Немало колготни и хлопот доставляли конвойцам царские выезды. В них полагалось участвовать не только для показной красоты и церемониальности царского поезда, но и для упреждения возможного покушения на августейшую особу. Конечно, на всем пути следовании императора неустанно орудовали чины полиции и разной жандармерии, орудовали негласно и гласно, тайно и явно, обеспечивая безопасность каждой сажени, каждого аршина, вершка… Конный кортеж был, пожалуй, последним рубежом этой охраны, и ее, можно сказать, символом — кто бы не любовался царским поездом, он меньше всего думал о переодетых филерах и агентах, кишмя кишевших в толпе, а вот бородатых конвойцев в красочных мундирах не заметить было нельзя — они были рядом с царем, отвлекали на себя внимание зевак и облегчали работу тайных соглядатаев, которые как раз наоборот — меньше всего взирали на казаков, а опасливо сверлили и просвечивали наметанными очами публику, ежемгновенно ожидая от нее любого крамольного действия.

От конвойцев же требовали «ворон-галок» не ловить и никого не допускать к царскому возку, если кто ненароком как-то просочится сквозь полицейские охранные цепи и вознамерится лично пообщаться с императором. Воспрещалось также брать для передачи какие-либо записки и письма, а букеты для подношения принимать только по знаку своего непосредственного начальника и передавать их царю или царице после внимательного осмотра. Чтобы в том букете не было ничего постороннего. Кидать же цветы из толпы — упаси Боже, строжайше воспрещалось, но то была опять же забота полиции.

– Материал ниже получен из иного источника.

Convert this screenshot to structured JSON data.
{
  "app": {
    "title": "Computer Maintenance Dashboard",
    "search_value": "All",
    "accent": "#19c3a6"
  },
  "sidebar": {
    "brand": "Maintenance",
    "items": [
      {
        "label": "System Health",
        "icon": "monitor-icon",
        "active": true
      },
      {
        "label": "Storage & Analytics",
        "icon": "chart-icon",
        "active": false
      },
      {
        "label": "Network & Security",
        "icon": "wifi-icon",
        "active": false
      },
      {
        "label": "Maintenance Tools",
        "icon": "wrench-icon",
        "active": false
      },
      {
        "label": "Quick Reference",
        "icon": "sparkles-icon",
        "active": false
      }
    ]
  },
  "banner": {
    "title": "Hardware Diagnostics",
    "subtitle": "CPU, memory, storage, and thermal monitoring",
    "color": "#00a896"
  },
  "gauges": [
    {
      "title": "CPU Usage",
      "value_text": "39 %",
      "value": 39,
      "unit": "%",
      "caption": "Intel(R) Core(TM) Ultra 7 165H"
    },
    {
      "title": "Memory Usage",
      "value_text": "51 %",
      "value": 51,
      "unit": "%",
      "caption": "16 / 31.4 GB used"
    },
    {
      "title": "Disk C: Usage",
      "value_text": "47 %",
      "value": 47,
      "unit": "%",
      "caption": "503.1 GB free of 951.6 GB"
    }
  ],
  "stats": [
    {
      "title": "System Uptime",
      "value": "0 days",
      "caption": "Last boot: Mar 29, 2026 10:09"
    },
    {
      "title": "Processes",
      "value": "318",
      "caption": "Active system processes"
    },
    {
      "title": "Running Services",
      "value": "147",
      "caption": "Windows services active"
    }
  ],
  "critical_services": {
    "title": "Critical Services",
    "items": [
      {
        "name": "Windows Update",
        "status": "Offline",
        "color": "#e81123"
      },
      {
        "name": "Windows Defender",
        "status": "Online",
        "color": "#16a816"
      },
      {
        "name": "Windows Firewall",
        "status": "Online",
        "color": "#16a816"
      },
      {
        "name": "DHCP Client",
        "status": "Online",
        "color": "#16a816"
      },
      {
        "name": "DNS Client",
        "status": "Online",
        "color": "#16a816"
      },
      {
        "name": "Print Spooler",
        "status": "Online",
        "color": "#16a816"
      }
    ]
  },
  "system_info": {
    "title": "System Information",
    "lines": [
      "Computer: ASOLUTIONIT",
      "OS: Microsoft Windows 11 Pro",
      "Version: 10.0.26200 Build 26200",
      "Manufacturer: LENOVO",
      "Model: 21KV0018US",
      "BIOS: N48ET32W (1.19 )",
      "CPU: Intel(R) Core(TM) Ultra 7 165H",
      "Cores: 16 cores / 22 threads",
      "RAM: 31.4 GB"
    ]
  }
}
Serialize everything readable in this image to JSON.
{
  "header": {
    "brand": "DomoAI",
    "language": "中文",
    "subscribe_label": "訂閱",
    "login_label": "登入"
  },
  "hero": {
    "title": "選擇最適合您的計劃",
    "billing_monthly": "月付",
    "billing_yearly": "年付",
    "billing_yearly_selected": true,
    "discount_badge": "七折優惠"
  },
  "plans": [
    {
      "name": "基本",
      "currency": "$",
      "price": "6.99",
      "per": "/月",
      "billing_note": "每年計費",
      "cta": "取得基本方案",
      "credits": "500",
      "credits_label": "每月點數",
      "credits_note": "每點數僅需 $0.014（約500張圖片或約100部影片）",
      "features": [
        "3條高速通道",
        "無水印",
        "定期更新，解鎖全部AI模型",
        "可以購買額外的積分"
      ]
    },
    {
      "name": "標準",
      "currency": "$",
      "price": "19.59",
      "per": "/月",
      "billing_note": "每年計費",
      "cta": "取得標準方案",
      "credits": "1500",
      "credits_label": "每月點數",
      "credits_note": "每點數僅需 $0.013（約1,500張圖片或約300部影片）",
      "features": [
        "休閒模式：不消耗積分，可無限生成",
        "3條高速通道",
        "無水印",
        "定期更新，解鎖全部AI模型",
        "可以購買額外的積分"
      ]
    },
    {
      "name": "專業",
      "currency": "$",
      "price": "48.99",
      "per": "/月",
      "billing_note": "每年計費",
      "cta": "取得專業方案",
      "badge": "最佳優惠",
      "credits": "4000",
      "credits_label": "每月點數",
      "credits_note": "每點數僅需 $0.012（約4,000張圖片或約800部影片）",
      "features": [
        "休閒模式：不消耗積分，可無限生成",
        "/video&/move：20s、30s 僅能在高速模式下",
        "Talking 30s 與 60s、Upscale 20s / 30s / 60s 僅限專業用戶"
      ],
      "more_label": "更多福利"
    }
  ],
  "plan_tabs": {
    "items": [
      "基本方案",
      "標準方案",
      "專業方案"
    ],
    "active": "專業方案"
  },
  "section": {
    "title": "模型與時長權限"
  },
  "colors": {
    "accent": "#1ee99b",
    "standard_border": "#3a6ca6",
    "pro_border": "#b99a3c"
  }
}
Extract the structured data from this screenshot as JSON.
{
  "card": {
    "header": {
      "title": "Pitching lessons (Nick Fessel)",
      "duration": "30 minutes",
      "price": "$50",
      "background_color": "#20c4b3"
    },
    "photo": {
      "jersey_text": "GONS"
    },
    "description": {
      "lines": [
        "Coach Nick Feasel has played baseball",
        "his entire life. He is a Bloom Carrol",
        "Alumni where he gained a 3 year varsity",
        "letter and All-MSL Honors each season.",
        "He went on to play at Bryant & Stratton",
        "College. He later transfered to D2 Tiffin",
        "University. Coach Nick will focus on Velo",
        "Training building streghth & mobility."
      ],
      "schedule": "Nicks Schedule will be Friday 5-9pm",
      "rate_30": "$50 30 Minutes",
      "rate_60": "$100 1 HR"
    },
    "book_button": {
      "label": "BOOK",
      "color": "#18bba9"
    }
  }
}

Деду Игнату как-то выпало счастье (есть теперь о чем вспомнить!) передать такой букет царю. А было это на  больших Псковских маневрах, и Николай II, проезжая через город, где по всем улицам стояли толпы любопытствующего люда, разгонять который было не велено. Какая-то дамочка вдруг оказалась чуть ли не на проезжей части и попросила оказавшегося тут нашего деда (а был он тогда вовсе не дедом, а красавцем-конвойцем) отдать цветы его величеству. Дед покосился на сотенного есаула, тот кивнул головой, и он подхватил из рук дамочки громадный и весьма приглядный букетище, быстро осмотрел его, и не найдя в цветах ничего лишнего, подъехал к императорской карете и поклонившись, подал букет царю. Николай взял его и тихо, как-то по-доброму ласково сказал:

— Спасибо, братец… На всю жизнь казак запомнил бледное, если не сказать — молочно-белое лицо царя, безгрешно голубые глаза и… какую-то болезненную беспомощность. Видно, застал он его в минуту душевного расслабления, когда человек незаметно для себя отходит от окружающего, остается со своими думками…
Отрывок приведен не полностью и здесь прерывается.